A l’occasion de la 17e édition du SIAM, le ministre de l’Equipement et de l’eau, Nizar Baraka est revenu sur la vision de son ministère et les projets visant à répondre aux besoins du Royaume en eau potable et d’irrigation.

Nizar Baraka a rappelé, lors de son intervention, l’objectif exprimé par le Roi Mohammed VI de satisfaire 100% des besoins en eau potable et au moins 80% des besoins agricoles en eau d’irrigation, et ce même dans les conditions climatiques les plus difficiles.

Cette vision s’inscrit dans « une politique de gestion décentralisée » au niveau des bassins hydrauliques, permettant une prise de décision adaptée aux spécificités locales et intégrant pleinement la dimension régionale dans l’élaboration et la mise en œuvre des actions.

Développement des ressources en eau conventionnelles

La nouvelle politique de l’eau repose d’abord sur le développement des ressources en eau conventionnelles, à travers:

  • L’accélération de la construction de barrages de différentes tailles,
  • La collecte des eaux pluviales,
  • L’interconnexion des bassins hydrauliques,
  • La mobilisation durable des ressources en eaux souterraines,
  • Le dévasement des barrages existants.

Le Maroc dispose actuellement de 154 barrages grands et moyens, pour une capacité globale de 20 milliards de m³. À ce jour, 16 nouveaux barrages sont en construction, et trois autres sont programmés en 2025, avec pour objectif de porter cette capacité à 25 milliards de m³ à l’horizon 2030.

Accélération du recours aux ressources non conventionnelles

Face à la pression croissante sur les ressources hydriques, le Royaume a entrepris, selon le ministre, un virage stratégique vers les eaux non conventionnelles, notamment le dessalement de l’eau de mer.
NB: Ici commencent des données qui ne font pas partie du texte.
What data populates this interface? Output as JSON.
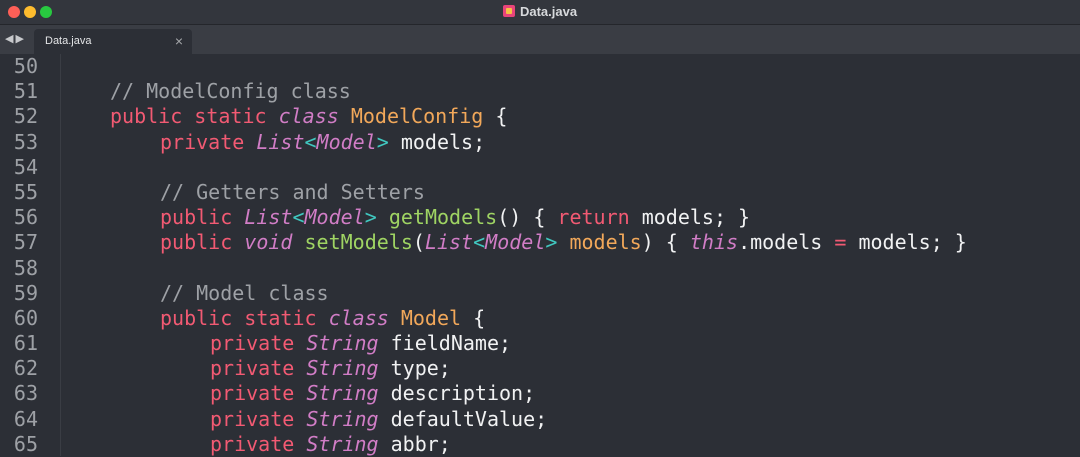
{
  "window": {
    "title": "Data.java"
  },
  "nav": {
    "back": "◀",
    "forward": "▶"
  },
  "tab": {
    "label": "Data.java",
    "close": "×"
  },
  "editor": {
    "lines": [
      {
        "n": "50",
        "indent": 0,
        "tokens": []
      },
      {
        "n": "51",
        "indent": 0,
        "tokens": [
          [
            "cm",
            "// ModelConfig class"
          ]
        ]
      },
      {
        "n": "52",
        "indent": 0,
        "tokens": [
          [
            "kw",
            "public static "
          ],
          [
            "it",
            "class "
          ],
          [
            "cls",
            "ModelConfig"
          ],
          [
            "pn",
            " {"
          ]
        ]
      },
      {
        "n": "53",
        "indent": 1,
        "tokens": [
          [
            "kw",
            "private "
          ],
          [
            "type",
            "List"
          ],
          [
            "gen",
            "<"
          ],
          [
            "type",
            "Model"
          ],
          [
            "gen",
            ">"
          ],
          [
            "id",
            " models;"
          ]
        ]
      },
      {
        "n": "54",
        "indent": 0,
        "tokens": []
      },
      {
        "n": "55",
        "indent": 1,
        "tokens": [
          [
            "cm",
            "// Getters and Setters"
          ]
        ]
      },
      {
        "n": "56",
        "indent": 1,
        "tokens": [
          [
            "kw",
            "public "
          ],
          [
            "type",
            "List"
          ],
          [
            "gen",
            "<"
          ],
          [
            "type",
            "Model"
          ],
          [
            "gen",
            ">"
          ],
          [
            "fn",
            " getModels"
          ],
          [
            "pn",
            "() { "
          ],
          [
            "kw",
            "return"
          ],
          [
            "id",
            " models; }"
          ]
        ]
      },
      {
        "n": "57",
        "indent": 1,
        "tokens": [
          [
            "kw",
            "public "
          ],
          [
            "it",
            "void"
          ],
          [
            "fn",
            " setModels"
          ],
          [
            "pn",
            "("
          ],
          [
            "type",
            "List"
          ],
          [
            "gen",
            "<"
          ],
          [
            "type",
            "Model"
          ],
          [
            "gen",
            ">"
          ],
          [
            "param",
            " models"
          ],
          [
            "pn",
            ") { "
          ],
          [
            "it",
            "this"
          ],
          [
            "id",
            ".models "
          ],
          [
            "op",
            "="
          ],
          [
            "id",
            " models; }"
          ]
        ]
      },
      {
        "n": "58",
        "indent": 0,
        "tokens": []
      },
      {
        "n": "59",
        "indent": 1,
        "tokens": [
          [
            "cm",
            "// Model class"
          ]
        ]
      },
      {
        "n": "60",
        "indent": 1,
        "tokens": [
          [
            "kw",
            "public static "
          ],
          [
            "it",
            "class "
          ],
          [
            "cls",
            "Model"
          ],
          [
            "pn",
            " {"
          ]
        ]
      },
      {
        "n": "61",
        "indent": 2,
        "tokens": [
          [
            "kw",
            "private "
          ],
          [
            "type",
            "String"
          ],
          [
            "id",
            " fieldName;"
          ]
        ]
      },
      {
        "n": "62",
        "indent": 2,
        "tokens": [
          [
            "kw",
            "private "
          ],
          [
            "type",
            "String"
          ],
          [
            "id",
            " type;"
          ]
        ]
      },
      {
        "n": "63",
        "indent": 2,
        "tokens": [
          [
            "kw",
            "private "
          ],
          [
            "type",
            "String"
          ],
          [
            "id",
            " description;"
          ]
        ]
      },
      {
        "n": "64",
        "indent": 2,
        "tokens": [
          [
            "kw",
            "private "
          ],
          [
            "type",
            "String"
          ],
          [
            "id",
            " defaultValue;"
          ]
        ]
      },
      {
        "n": "65",
        "indent": 2,
        "tokens": [
          [
            "kw",
            "private "
          ],
          [
            "type",
            "String"
          ],
          [
            "id",
            " abbr;"
          ]
        ]
      }
    ]
  },
  "colors": {
    "background": "#2c2f36",
    "keyword": "#f25a73",
    "type": "#d17dc6",
    "class_name": "#f2a85a",
    "function": "#9fd463",
    "comment": "#9ea1a6",
    "generic_bracket": "#40c8c0"
  }
}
Le programme national vise à porter la production de 140 millions de m³ en 2022 à 1,7 milliard de m³ en 2030. Sur ce volume, 500 millions de m³ seront dédiés à l’irrigation, permettant de couvrir environ 100.000 hectares.

Parmi les principaux projets :

  • La station de dessalement de Dakhla, prévue pour fin 2025, produira 37 millions de m³/an, dont 30 millions pour irriguer 5.200 hectares.
  • La station de Casablanca, d’une capacité de 300 millions de m³, consacrera 50 millions à l’irrigation de 8.000 hectares.
  • La station de Tiznit (Souss-Massa) atteindra 350 millions de m³, destinés majoritairement à l’irrigation dans la région.
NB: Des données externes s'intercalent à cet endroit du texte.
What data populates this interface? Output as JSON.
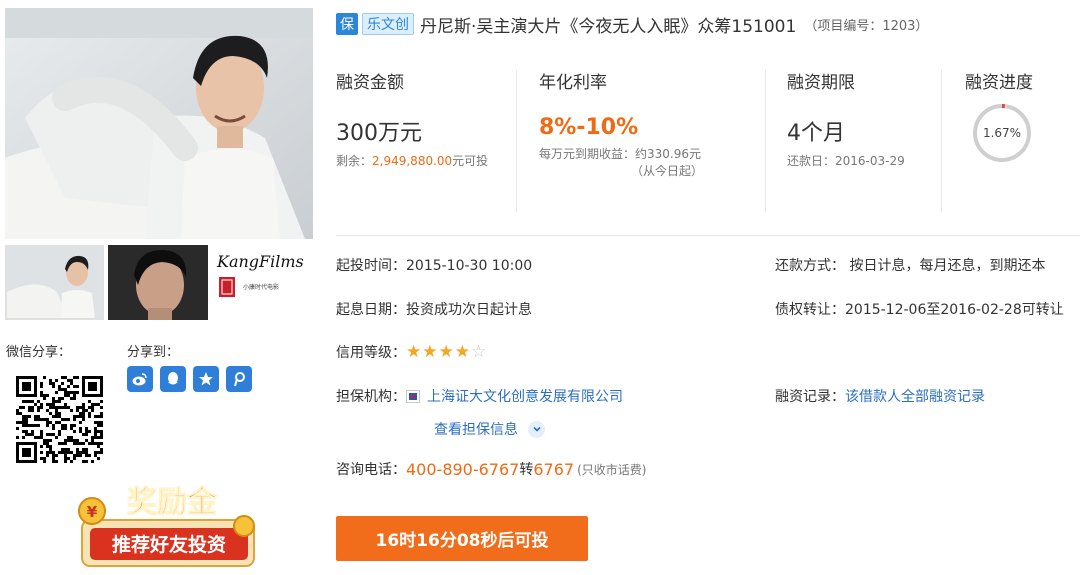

Une considération essentielle concerne le principe de solidarité entre l’amont et l’aval. L’objectif est que l’eau issue des stations de dessalement d’eau de mer couvre les besoins des villes et centres côtiers ainsi que des zones agricoles à haute valeur ajoutée, tandis que les eaux de surface régulées par les barrages soient prioritairement réservées à l’approvisionnement des zones montagneuses, des régions rurales et des villes de l’intérieur.

« Dans ce cadre, il est par exemple prévu d’acheminer l’eau dessalée depuis Safi vers les villes de Marrakech et Benguerir, ou encore depuis El Jadida vers Khouribga« , a noté le ministre.

Doubler le volume des eaux usées traitées

Le Royaume compte doubler d’ici 2027 le volume des eaux usées traitées afin d’être réutilisées pour les espaces verts, la recharge des nappes phréatiques et l’irrigation des cultures arboricoles.

En parallèle, le gouvernement s’engage dans la gestion rationnelle de la demande en eau, via l’amélioration des rendements des réseaux de distribution d’eau potable et des systèmes d’irrigation, dans le cadre du Programme d’efficience hydrique.

L’exécutif mise également sur la sensibilisation des citoyens à l’importance de préserver les ressources hydriques, ainsi que sur l’élaboration de contrats sectoriels avec les acteurs de l’industrie, du tourisme et de l’agriculture pour une meilleure gestion de la ressource.

Enfin, dans le cadre de sa collaboration avec le ministère de l’Agriculture, le ministère de l’Équipement et de l’eau élabore un programme futur pour faire face aux effets du changement climatique, fondé sur :

  • Les plans régionaux d’aménagement hydraulique par bassin,
  • Les projections à l’horizon 2050, identifiant priorités agricoles et besoins futurs,
  • La garantie de 100% de couverture en eau potable et de 80% pour l’irrigation, quelles que soient les conditions climatiques.

Le ministre a conclu en rappelant les efforts entrepris dans le domaine de la recherche agronomique, visant à développer des variétés végétales plus résilientes au stress hydrique, tout en assurant une réduction de la consommation d’eau et une meilleure efficience hydrique au niveau national.